The Golden State Warriors’ offense was designed on a charcuterie board at an airport bar, then weaponized and financed by a dude who helped create AutoTrader.com. That sounds like a very lazy last page of Mad Libs: Silicon Valley Edition, but it is real. It was all documented in an ESPN story in October, and when you write it down like that, it’s hard to root for it.

There is no more soothing balm for this sort of Monopoly Man behavior than rooting for a muddy, industrial-sized boot and/or chainsaw to step on then defile that charcuterie board.

And that boot/chainsaw, this year, is the New Orleans Pelicans, the most entertaining headache on the face of the Earth.

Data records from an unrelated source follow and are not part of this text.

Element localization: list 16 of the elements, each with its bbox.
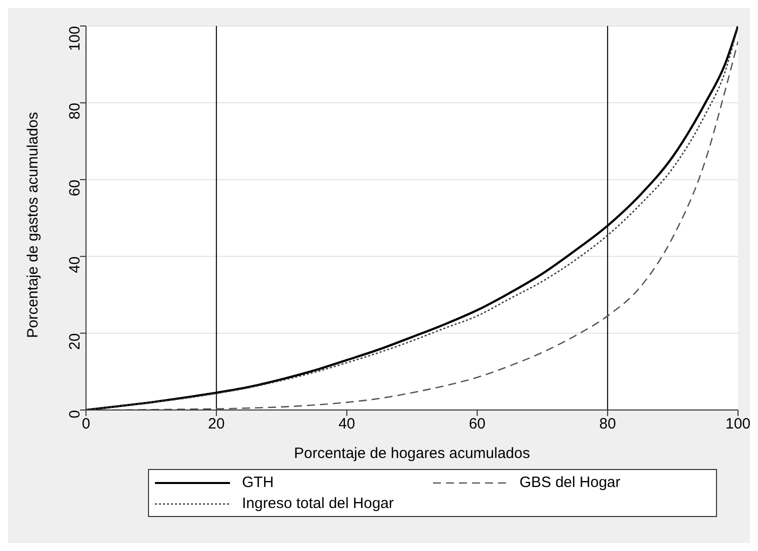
y-tick-label: 20 (66, 333, 84, 350)
x-tick-label: 80 (599, 416, 616, 433)
x-tick-label: 40 (338, 416, 356, 433)
y-tick-label: 40 (66, 256, 84, 274)
y-tick-label: 60 (66, 180, 84, 196)
y-axis-title: Porcentaje de gastos acumulados (24, 112, 42, 338)
legend-label: GBS del Hogar (520, 474, 620, 491)
y-tick-label: 80 (66, 102, 84, 120)
x-tick-label: 100 (725, 416, 751, 433)
x-tick-label: 20 (208, 416, 225, 433)
y-tick-label: 100 (66, 26, 84, 52)
legend-label: Ingreso total del Hogar (242, 495, 394, 512)
x-axis-title: Porcentaje de hogares acumulados (294, 445, 530, 462)
x-tick-label: 60 (468, 416, 486, 433)
legend-label: GTH (242, 474, 274, 491)
y-tick-label: 0 (66, 410, 84, 418)
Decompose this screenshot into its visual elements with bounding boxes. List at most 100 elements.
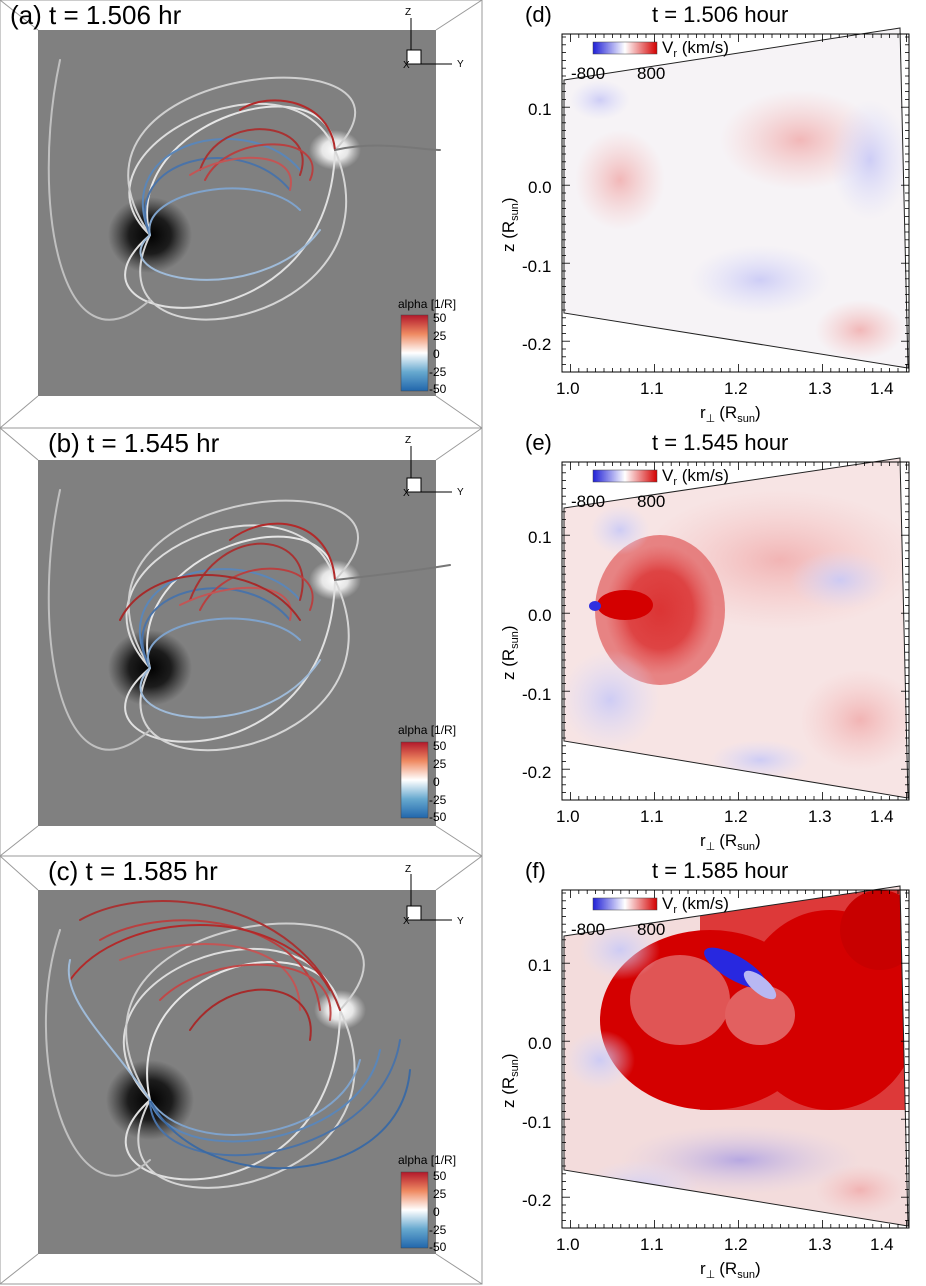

“It is either excruciating or incredibly fun,” Mason Ginsberg tells me. “A little in between.”

Ginsberg writes for Bourbon Street Shots, where he watched a Pelicans team that often featured Tim Frazier as its second-best player last year. He has earned something more than a headache, but sometimes you do not get what you earn.

Sometimes you get a headache plus a candy bar and you learn to love the candy bar. And sometimes your team just signs random NBA afterthoughts.

The Pelicans have assembled a collection of bad prescriptions for a short but very entertaining life. They had just signed a recently discarded Jameer Nelson then began playing him starter minutes a day before I wrote Ginsberg.

Inexplicably, it’s working. New Orleans has Boogie Cousins, Anthony Davis, bad contracts and any veteran that was available for the minimum after August 15. (Like all good movies about this exact scenario, ownership is doing everything it can to not pay the tax.)

Here’s the most cringeworthy lineup I’ve seen this team deploy: Two point guards (Nelson, Jrue Holiday), two combo guards (E’Twaun Moore, Ian Clark) and Cousins.

It’s also the most immediately successful lineup they’ve pushed out there. This was the one deployed during crunchtime of Cousins’ revenge game against Sacramento, where he dropped 41 and 23 while everyone stood by the three-point line and glared in awe. They might as well have brought folding chairs and a couple of sandwiches.

Also, they won.

“Three guard lineups just work against most teams in the League because there aren’t that many big, imposing scoring threat wings,” Ginsberg tells me.

New Orleans has two big, imposing, scoring threats, non-wings, then a bunch of pests like Rajon Rondo and Tony Allen, cast-offs like Nelson, and underpaid dudes like Ian Clark. They also took a chance on Josh Smith, who was previously last seen in China.

There is no statistical model telling you this team will wallop the Cavs for four quarters, but that’s what happened the day before I wrote these questions to Ginsberg.

After I write this, I’m sure the Pelicans will lose to the Suns by 40, but that is the fun of it.

The Pelicans are a weird, hodgepodge wrecking ball. From a birds-eye view, their strategy was to sign any available NBA talent that cleared waivers to try to find something that works next to Boogie and AD.

As the world burns up, all of the very good things are happening by accident. And this is a very fun thing, also happening largely by accident.

Is it more complicated than that?

“I don’t agree 100 percent,” says Ginsberg. “But I’d say that’s directionally accurate.”

Hop on the bandwagon. It sucks. And it’s great.